Rhonda Reynolds was paying bills in downtown Pratt, Kan., on a hot and sunny mid-June afternoon when the second call came from her daughter’s Head Start teachers.
Reynolds, 48 years old with shoulder-length blonde hair and a reassuring smile, jumped into her Ford Taurus and drove several miles home. It was 2:30 p.m. Just one hour earlier, those teachers, April and Misty, had told her they wanted to chat. Now they had called back, asking to meet in person and soon.
Reynolds pulled up to her one-story home. Minutes later, April and Misty arrived. They declined a drink of water. April went to use the bathroom while Misty took a seat on one of the two living room couches. Reynolds nervously sat on the other.
“What’s going on?” she asked. “Is it bad?”
“They did away with the Head Start program,” Misty replied, her head bent low.
April came out of the bathroom and sat next to Misty.

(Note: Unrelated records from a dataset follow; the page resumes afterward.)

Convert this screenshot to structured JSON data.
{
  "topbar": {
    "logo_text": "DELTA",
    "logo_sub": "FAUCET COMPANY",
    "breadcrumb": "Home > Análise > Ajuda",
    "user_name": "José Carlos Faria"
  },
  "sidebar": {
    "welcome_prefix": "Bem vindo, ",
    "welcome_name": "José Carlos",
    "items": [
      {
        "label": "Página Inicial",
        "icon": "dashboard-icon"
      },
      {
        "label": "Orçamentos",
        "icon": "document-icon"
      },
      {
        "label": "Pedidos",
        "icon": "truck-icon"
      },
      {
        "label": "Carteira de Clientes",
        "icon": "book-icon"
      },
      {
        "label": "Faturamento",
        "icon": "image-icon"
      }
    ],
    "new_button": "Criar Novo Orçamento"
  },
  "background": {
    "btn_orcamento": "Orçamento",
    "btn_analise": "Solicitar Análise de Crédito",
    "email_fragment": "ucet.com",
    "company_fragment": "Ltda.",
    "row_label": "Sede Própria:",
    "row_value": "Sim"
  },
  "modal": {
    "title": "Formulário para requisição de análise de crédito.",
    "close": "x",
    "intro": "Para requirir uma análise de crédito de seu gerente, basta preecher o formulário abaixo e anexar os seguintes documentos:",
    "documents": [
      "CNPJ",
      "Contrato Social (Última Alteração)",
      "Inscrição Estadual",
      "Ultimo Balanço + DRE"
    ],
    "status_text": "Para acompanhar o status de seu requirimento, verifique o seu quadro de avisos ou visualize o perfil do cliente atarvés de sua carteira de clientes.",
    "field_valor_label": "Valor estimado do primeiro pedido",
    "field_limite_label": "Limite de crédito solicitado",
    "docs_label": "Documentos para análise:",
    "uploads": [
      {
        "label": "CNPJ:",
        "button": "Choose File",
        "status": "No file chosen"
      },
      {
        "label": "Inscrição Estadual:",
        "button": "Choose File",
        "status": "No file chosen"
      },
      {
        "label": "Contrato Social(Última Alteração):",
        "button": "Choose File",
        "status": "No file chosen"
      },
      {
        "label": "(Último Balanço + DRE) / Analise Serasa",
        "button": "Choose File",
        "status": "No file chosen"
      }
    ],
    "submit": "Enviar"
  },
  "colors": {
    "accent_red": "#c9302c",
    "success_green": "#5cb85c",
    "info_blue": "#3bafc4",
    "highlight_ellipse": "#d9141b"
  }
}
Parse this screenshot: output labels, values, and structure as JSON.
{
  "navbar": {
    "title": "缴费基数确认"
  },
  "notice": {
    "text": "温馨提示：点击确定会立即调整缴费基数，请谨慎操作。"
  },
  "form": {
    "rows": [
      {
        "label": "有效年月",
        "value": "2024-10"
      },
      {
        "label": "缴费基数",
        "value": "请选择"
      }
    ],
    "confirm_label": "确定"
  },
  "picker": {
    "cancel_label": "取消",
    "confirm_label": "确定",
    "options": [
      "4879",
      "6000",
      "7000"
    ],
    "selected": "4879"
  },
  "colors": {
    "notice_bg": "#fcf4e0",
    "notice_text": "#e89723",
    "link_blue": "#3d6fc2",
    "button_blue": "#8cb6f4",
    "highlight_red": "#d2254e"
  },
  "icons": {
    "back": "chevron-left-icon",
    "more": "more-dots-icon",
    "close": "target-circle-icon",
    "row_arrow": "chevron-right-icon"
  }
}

For the next 20 minutes, the three of them cried.
In all, 14 children in Pratt, a town with a population just under 7,000, were dropped from Head Start, the federally funded education program for lower-income families. Reynolds’ 4-year-old daughter, Bella, who had learned numbers and words, manners and social skills during her time in the program this past year, was among them — another casualty of the budget cuts brought about by sequestration.